Album Review by Will Fitzpatrick | 08 May 2017
Album title: Songs of Her's
Artist: Her's
Label: Heist or Hit
Release date: 12 May

Every time someone says ‘Mac DeMarco’, another group of chorus pedal-bearing, 20-something slackers form a band... or so it would appear. Spend three minutes in the company of Songs of Her’s and you’ll think the curse has struck again. Spend any longer with the Liverpool pair's debut mini-LP, however, and you’ll be riveted to the edge of your seat, gleefully awaiting whatever they’re going to do next.

Sidestepping the tricky issue of that jarringly awful apostrophe in their name, here Stephen Fitzpatrick and Audun Laading bear out critical assertions that the hype surrounding them is justified. Yes, the spirit of DeMarco hangs heavy over some of their woozier moments (Cool With You and You Don’t Know This Guy in particular), but they show enough imagination and carefree abandon across the rest of the album to suggest they can step out of the Canadian’s imposing shadow. I’ll Try closes out the album with a delightfully Smithsian flair, and the throwaway Cop Theme lives up to its eponymous promise, but ultimately their cross-genre dabbling always feels like the product of a singular narrative, and one that (you’d hope) can only get better.
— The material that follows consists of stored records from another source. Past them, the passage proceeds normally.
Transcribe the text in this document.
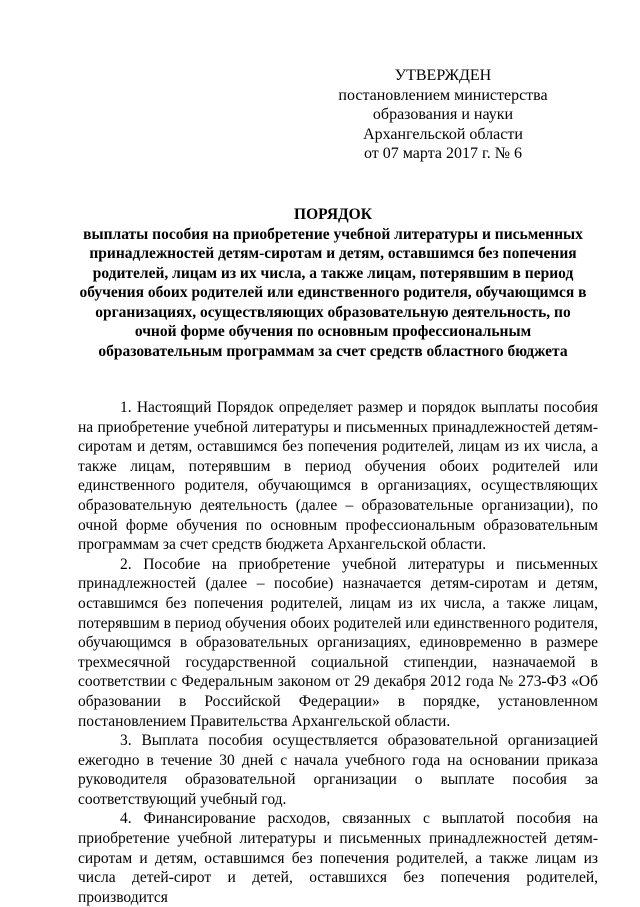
УТВЕРЖДЕН
постановлением министерства
образования и науки
Архангельской области
от 07 марта 2017 г. № 6
ПОРЯДОК
выплаты пособия на приобретение учебной литературы и письменных принадлежностей детям-сиротам и детям, оставшимся без попечения родителей, лицам из их числа, а также лицам, потерявшим в период обучения обоих родителей или единственного родителя, обучающимся в организациях, осуществляющих образовательную деятельность, по очной форме обучения по основным профессиональным образовательным программам за счет средств областного бюджета

1. Настоящий Порядок определяет размер и порядок выплаты пособия на приобретение учебной литературы и письменных принадлежностей детям-сиротам и детям, оставшимся без попечения родителей, лицам из их числа, а также лицам, потерявшим в период обучения обоих родителей или единственного родителя, обучающимся в организациях, осуществляющих образовательную деятельность (далее – образовательные организации), по очной форме обучения по основным профессиональным образовательным программам за счет средств бюджета Архангельской области.

2. Пособие на приобретение учебной литературы и письменных принадлежностей (далее – пособие) назначается детям-сиротам и детям, оставшимся без попечения родителей, лицам из их числа, а также лицам, потерявшим в период обучения обоих родителей или единственного родителя, обучающимся в образовательных организациях, единовременно в размере трехмесячной государственной социальной стипендии, назначаемой в соответствии с Федеральным законом от 29 декабря 2012 года № 273-ФЗ «Об образовании в Российской Федерации» в порядке, установленном постановлением Правительства Архангельской области.

3. Выплата пособия осуществляется образовательной организацией ежегодно в течение 30 дней с начала учебного года на основании приказа руководителя образовательной организации о выплате пособия за соответствующий учебный год.

4. Финансирование расходов, связанных с выплатой пособия на приобретение учебной литературы и письменных принадлежностей детям-сиротам и детям, оставшимся без попечения родителей, а также лицам из числа детей-сирот и детей, оставшихся без попечения родителей, производится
It’s almost a tragedy that the best moment here – opener Dorothy, which rolls in on a loping, addictive bassline that suggests some glorious hybrid of The Cure, New Order and Wild Nothing, and nearly trumps them all – should prove such an outlier; none of the eight songs which follow can quite match up to that standard. Still, there’s compelling evidence here to support the theory that this drum machine-led duo could become more than merely a band with potential: these stars are surely set to rise. Or should that be star’s?